Да. Ева проглотила ком в горле. Итог оказался не столь замечательным. Она принимала решение с самыми лучшими намерениями, но, скрыв от Гриффа существование Лайне, а потом и передав ее на удочерение, она навсегда изменила три жизни.

– Сожалею, что не сказала тебе. – С языка едва не сорвалось, что отказаться от него было так же сложно, как и от ребенка. Ее сердце разбилось дважды. Но теперь слишком поздно рассуждать о романтических чувствах двадцатилетней давности. Она могла представить недоверчивый смех Гриффа. – Я всегда чувствовала себя виноватой в том, что утаила от тебя беременность.

Он прямо встретил ее взгляд:

– Что случилось после того, как ты уехала отсюда? А если не поехала в Мельбурн, то куда?

– В Боуэн.

Боуэн? Грифф выглядел потрясенным. Боуэн – маленький городок далеко-далеко отсюда, в Северном Квинсленде.

– Там было тихо. Никто нас не знал. Мама устроилась на работу в закусочную. Я несколько месяцев помогала в местной балетной школе, пока живот не стал слишком большим.

– Итак, Лайне родилась в Боуэне?

– Нет, мы уехали в Брисбен на последний месяц беременности. К тому времени мы уже договорились об удочерении.

Ева отвернулась, пристально глядя в стену, чтобы не заплакать. Она не добавила, что тем не менее пыталась найти Гриффа в Брисбене перед самым рождением ребенка. Не было никакого смысла рассказывать ему сейчас, что она едва не отправилась к нему в университет.

Последний, отчаянный шанс.

В то время она все еще лелеяла детские мечты о том, что будет воспитывать ребенка вместе с Гриффом. Он учился бы в университете днем, она по вечерам работала в балетной школе. Ей казалось, что вдвоем, возможно, они бы и справились. Но, в конце концов, несмотря на очарование этих грез, она не пошла к Гриффу.
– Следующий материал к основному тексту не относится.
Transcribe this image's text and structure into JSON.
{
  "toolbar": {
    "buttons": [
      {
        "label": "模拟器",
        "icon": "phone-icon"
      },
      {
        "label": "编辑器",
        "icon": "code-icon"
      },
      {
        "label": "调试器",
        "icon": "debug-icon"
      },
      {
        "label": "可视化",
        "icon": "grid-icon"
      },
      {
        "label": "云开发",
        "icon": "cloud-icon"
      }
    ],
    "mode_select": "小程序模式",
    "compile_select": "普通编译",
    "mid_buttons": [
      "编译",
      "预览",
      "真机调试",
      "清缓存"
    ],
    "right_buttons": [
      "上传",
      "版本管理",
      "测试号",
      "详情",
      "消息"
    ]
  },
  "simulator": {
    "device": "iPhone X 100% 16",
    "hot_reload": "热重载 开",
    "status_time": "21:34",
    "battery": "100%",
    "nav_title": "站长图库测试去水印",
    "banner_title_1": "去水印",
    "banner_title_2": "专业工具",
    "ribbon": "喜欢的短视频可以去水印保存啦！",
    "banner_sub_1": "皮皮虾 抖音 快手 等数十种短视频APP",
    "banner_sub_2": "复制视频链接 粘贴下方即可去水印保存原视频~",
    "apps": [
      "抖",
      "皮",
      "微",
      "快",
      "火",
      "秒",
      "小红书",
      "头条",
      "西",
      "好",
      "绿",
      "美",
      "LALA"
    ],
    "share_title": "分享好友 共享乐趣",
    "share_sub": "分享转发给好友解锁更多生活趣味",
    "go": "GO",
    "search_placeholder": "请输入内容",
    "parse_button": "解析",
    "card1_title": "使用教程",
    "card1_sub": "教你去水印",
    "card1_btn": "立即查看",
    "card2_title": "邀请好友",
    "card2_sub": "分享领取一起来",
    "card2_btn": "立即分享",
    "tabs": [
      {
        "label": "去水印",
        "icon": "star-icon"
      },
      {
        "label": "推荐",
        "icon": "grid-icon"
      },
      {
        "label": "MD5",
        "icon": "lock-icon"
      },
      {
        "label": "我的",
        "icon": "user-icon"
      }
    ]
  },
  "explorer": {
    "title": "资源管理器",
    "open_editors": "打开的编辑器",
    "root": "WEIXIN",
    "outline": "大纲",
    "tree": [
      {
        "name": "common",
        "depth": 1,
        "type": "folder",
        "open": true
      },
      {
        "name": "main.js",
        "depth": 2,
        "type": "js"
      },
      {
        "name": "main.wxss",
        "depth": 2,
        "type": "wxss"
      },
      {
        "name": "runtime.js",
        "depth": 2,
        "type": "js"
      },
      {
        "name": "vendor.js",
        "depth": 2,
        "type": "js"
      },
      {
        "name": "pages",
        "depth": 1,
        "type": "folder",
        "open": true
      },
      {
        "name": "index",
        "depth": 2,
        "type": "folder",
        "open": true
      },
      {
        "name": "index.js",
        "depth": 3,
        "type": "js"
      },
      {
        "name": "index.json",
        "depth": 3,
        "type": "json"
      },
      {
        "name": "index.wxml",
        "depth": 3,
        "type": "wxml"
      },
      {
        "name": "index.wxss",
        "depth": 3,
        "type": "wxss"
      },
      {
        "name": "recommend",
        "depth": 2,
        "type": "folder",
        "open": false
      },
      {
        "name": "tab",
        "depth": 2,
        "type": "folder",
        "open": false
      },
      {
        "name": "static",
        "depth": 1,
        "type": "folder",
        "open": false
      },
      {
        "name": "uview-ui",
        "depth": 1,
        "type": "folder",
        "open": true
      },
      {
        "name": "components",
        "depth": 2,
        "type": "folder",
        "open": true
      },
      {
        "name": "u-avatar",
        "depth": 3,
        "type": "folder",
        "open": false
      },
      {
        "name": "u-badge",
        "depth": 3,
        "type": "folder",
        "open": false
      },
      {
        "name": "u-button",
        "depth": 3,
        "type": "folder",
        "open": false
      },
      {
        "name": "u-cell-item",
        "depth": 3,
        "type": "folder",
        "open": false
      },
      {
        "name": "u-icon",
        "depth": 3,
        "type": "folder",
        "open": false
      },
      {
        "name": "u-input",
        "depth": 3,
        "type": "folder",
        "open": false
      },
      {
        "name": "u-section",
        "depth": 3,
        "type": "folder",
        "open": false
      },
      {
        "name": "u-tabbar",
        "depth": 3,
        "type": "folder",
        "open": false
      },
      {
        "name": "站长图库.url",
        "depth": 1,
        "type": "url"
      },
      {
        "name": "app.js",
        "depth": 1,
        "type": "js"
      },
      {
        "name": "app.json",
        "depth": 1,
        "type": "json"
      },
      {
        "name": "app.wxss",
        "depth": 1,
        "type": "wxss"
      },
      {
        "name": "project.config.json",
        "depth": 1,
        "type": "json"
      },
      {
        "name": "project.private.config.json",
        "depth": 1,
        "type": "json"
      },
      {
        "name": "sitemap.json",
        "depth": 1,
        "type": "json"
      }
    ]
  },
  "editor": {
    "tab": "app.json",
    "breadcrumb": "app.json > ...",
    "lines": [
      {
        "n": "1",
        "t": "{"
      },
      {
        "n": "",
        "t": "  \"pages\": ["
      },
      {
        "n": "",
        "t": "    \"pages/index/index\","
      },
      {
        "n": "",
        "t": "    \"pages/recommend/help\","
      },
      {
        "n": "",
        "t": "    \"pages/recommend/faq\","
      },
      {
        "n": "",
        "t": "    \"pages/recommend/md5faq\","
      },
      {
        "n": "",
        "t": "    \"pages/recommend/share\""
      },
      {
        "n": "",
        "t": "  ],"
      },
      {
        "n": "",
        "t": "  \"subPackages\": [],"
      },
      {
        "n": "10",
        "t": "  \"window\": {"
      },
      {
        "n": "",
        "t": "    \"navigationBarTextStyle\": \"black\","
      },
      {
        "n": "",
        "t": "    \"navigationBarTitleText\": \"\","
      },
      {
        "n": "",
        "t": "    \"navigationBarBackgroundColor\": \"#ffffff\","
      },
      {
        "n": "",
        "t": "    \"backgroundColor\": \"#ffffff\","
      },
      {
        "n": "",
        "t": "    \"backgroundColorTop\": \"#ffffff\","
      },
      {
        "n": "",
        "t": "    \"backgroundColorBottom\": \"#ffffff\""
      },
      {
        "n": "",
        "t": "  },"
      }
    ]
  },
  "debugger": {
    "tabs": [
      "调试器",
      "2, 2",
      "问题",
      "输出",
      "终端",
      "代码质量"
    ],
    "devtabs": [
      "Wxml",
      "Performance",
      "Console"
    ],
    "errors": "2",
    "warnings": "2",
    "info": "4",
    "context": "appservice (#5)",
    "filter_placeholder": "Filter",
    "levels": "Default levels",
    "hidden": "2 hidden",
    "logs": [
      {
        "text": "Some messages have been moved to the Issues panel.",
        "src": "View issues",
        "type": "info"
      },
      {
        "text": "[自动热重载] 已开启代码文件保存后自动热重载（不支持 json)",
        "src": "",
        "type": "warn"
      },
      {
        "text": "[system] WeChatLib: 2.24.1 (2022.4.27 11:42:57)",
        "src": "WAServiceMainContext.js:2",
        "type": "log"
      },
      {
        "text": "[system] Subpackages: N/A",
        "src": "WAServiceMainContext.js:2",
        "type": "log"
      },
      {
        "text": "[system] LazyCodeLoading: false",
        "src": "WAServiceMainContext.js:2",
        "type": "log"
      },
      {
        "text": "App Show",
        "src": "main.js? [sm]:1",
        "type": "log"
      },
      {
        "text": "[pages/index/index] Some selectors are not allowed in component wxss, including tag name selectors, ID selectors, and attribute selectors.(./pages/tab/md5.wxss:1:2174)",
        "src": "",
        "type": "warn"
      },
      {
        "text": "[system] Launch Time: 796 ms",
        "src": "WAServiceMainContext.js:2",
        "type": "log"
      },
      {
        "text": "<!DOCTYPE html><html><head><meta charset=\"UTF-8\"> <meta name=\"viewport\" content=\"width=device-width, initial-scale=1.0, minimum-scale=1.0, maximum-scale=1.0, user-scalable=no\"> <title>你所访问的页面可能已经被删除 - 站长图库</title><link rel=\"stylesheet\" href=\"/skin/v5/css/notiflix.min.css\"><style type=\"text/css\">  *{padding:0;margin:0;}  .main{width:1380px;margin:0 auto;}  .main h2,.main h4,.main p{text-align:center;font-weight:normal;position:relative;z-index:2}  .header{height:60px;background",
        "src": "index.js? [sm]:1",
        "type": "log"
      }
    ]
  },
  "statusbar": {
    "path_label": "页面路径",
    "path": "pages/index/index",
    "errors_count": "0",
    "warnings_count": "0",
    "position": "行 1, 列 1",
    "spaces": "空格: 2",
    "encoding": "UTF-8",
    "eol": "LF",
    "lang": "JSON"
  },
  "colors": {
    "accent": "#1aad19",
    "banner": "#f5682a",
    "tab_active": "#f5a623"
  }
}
Не хватило смелости. В итоге он не поехал за ней, когда она исчезла. Хотя мог бы последовать, найти ее. Если бы ему было не все равно, он бы поехал за ней. И не важно, что она бросила его. Он все равно мог бы попытаться ее разыскать. Глупо, но тогда ее согревала лишь эта мысль.

Грифф нахмурился:

– Тебе, должно быть, пришлось невероятно тяжело работать, чтобы прийти в форму после родов. Балетная сцена очень конкурентоспособна. Ты ведь все еще могла отправиться в Мельбурн, да?

– Нет, я упустила этот шанс. Мы с мамой переехали в Сидней, и я поступила в пригородную балетную школу, просто чтобы вернуться в форму. Но, пока училась, я ходила на мастер-классы профессиональных трупп и однажды познакомилась с хореографом из Нидерландов. Он дал мне совет попробовать себя в Европе и был уверен, что я найду там дом.

Грифф поднял бровь:

– Полагаю, это был хороший совет. У тебя, конечно, получилось, но ведь ты была слишком молода, чтобы отправляться в одиночное плавание?

– Мне было почти двадцать лет, я родила ребенка и чувствовала себя очень взрослой.

Он признал ее правоту печальной улыбкой.

– Я гастролировала с четырьмя или пятью разными труппами в Европе. – Ева стремилась закончить свою историю. – Последние десять лет работаю в Париже с одной командой.

– Как их звезда, прима-балерина?

– Не сначала, но да, в конце концов, я ею стала.

Высказавшись, Ева отпила немного вина. Грифф молчал, будто переваривал все, что она поведала. Она спросила себя, станет ли он и дальше выпытывать, почему она держала ребенка в секрете. Или уйдет? Они не какие-нибудь старые друзья, чтобы болтать всю ночь напролет.

– Ты так и не вышла замуж?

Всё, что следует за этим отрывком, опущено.